Précisions sur le droit de dérogation préfectoral
A titre expérimental et pendant une durée de deux ans, les préfets des régions et des départements de Pays de la Loire, de Bourgogne-Franche-Comté et de Mayotte, les préfets de département du Lot, du Bas-Rhin, du Haut-Rhin et de la Creuse ainsi que le représentant de l’Etat à Saint-Barthélemy et à Saint-Martin et, par délégation, le préfet délégué dans les collectivités de Saint-Barthélemy et de Saint-Martin peuvent déroger à des normes arrêtées par l’administration de l’Etat (Décret n° 2017-1845 du 29 décembre 2017 relatif à l’expérimentation territoriale d’un droit de dérogation reconnu au préfet).
Le préfet peut faire usage de cette faculté pour prendre des décisions non réglementaires relevant de sa compétence notamment dans les matières suivantes :
- Aménagement du territoire et politique de la ville ;
- Environnement, agriculture et forêts ;
- Construction, logement et urbanisme.
La dérogation doit répondre aux conditions suivantes :
- Etre justifiée par un motif d’intérêt général et l’existence de circonstances locales ;
- Avoir pour effet d’alléger les démarches administratives, de réduire les délais de procédure ou de favoriser l’accès aux aides publiques ;
- Etre compatible avec les engagements européens et internationaux de la France ;
- Ne pas porter atteinte aux intérêts de la défense ou à la sécurité des personnes et des biens, ni une atteinte disproportionnée aux objectifs poursuivis par les dispositions auxquelles il est dérogé.
La décision de déroger prend la forme d’un arrêté motivé, publié au recueil des actes administratifs de la préfecture.
Une instruction du ministère de l’intérieur du 9 avril 2017 vient apporter des précisions sur la mise en œuvre de ce pouvoir expérimental (Instr. 9 avr. 2017, NOR : PRMX1809968C).
Il est ainsi indiqué, par exemple, que la dérogation doit impérativement être justifiée par deux conditions cumulatives :
- un motif d’intérêt général ;
- et l’existence de circonstances locales.

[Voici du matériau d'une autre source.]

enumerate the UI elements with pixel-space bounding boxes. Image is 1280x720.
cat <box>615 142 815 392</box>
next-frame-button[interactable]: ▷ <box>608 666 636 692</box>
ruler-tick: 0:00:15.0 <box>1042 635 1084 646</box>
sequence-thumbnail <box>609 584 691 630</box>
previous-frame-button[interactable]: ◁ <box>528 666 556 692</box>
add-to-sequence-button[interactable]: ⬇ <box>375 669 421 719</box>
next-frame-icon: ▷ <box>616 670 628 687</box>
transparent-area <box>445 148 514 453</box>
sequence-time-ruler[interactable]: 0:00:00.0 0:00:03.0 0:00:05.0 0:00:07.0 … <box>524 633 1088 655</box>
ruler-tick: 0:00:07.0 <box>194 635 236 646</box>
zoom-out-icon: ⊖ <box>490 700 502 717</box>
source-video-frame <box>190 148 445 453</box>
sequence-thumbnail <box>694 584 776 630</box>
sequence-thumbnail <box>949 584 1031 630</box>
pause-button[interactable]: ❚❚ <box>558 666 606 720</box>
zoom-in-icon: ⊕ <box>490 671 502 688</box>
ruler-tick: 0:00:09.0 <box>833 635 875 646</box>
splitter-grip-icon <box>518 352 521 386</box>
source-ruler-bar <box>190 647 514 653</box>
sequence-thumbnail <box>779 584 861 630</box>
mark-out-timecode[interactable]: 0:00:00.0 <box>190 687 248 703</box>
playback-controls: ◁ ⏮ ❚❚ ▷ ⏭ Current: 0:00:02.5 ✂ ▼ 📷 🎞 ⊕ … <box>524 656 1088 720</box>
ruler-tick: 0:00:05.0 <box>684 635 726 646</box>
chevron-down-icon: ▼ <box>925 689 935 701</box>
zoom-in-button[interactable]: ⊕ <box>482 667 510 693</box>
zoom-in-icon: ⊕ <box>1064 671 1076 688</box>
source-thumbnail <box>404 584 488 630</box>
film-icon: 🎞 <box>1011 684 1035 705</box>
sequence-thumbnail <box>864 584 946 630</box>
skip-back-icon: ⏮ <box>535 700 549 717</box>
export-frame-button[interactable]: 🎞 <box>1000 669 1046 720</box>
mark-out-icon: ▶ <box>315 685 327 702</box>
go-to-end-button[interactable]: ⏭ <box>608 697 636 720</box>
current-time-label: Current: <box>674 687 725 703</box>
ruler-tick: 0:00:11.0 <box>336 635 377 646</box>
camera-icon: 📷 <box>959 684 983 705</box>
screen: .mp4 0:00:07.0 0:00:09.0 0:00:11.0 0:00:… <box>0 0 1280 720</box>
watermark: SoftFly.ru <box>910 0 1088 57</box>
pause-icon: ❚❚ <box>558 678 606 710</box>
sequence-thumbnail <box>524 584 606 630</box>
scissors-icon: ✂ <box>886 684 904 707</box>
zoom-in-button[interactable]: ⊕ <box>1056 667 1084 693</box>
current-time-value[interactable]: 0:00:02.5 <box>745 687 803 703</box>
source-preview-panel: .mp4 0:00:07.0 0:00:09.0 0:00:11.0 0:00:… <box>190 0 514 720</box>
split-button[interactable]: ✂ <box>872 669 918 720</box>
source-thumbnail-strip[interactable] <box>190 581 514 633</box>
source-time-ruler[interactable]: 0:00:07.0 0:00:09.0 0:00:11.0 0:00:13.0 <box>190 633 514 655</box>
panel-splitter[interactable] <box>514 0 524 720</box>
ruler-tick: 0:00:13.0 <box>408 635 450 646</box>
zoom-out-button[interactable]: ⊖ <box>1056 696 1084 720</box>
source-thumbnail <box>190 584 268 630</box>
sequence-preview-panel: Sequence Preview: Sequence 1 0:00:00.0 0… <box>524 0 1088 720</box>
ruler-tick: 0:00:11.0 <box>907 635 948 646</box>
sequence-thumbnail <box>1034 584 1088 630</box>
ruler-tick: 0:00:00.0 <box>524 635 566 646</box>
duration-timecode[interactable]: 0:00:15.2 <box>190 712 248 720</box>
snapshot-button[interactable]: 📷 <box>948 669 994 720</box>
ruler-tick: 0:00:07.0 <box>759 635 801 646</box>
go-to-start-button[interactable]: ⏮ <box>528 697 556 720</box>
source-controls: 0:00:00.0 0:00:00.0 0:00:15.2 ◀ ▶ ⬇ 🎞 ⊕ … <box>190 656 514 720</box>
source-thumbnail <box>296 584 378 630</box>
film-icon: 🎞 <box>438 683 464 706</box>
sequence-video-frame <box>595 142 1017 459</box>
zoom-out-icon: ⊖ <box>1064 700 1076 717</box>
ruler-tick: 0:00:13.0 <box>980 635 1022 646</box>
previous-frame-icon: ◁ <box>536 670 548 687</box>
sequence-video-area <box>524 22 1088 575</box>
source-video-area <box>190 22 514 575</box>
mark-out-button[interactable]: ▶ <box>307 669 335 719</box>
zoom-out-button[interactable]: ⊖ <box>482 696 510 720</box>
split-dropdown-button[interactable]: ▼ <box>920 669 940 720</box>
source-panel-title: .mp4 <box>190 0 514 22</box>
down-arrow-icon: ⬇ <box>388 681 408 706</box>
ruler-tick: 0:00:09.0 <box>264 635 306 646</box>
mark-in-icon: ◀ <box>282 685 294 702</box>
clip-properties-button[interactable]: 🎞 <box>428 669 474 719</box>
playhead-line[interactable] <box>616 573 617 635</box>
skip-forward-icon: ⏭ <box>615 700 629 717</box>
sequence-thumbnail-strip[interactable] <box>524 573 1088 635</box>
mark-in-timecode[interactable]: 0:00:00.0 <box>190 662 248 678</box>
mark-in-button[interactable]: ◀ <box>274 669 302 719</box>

La mise en œuvre du droit de dérogation ne se traduit pas par l’édiction d’une nouvelle norme générale en lieu et place de la norme à laquelle le préfet décide de déroger. Il ne s’agit pas d’une délégation du pouvoir réglementaire lui permettant d’adapter ou de simplifier localement des normes réglementaires nationales.
En effet, le pouvoir de dérogation s’exerce à l’occasion de l’instruction d’une demande individuelle et se traduit par la prise d’une décision au cas par cas. Il n’a pas pour objectif d’exonérer de manière durable de règles procédurales, ni de généraliser des mesures de simplification de normes ou d’accorder de manière générale et non individualisée des dérogations. En revanche, il permet au préfet de décider de ne pas appliquer une disposition réglementaire à un cas d’espèce, ce qui la plupart du temps devrait conduire à exonérer un particulier, une entreprise ou une collectivité territoriale d’une obligation administrative.
Le recours au droit de dérogation, fondé sur ces deux motifs (intérêt général et existence de circonstances locales), ne saurait par ailleurs se traduire par une atteinte disproportionnée aux objectifs poursuivis par les dispositions auxquelles il est dérogé, ni contrevenir à des normes de niveau législatif ou constitutionnel ou à des engagements européens et internationaux de la France.
Pour veiller à la légalité de la décision de dérogation, il appartient au préfet de procéder au préalable à une analyse juridique approfondie.
En cas d’interrogation quant à la légalité de sa décision, il lui est conseillé d’établir un bilan coût/avantage de la mesure de dérogation, de réaliser une estimation des risques juridiques (risque contentieux, risque financier, etc.) et d’évaluer ses conséquences en termes de cohérence de I’action publique locale.
La décision de dérogation revêt impérativement la forme d’une décision individuelle.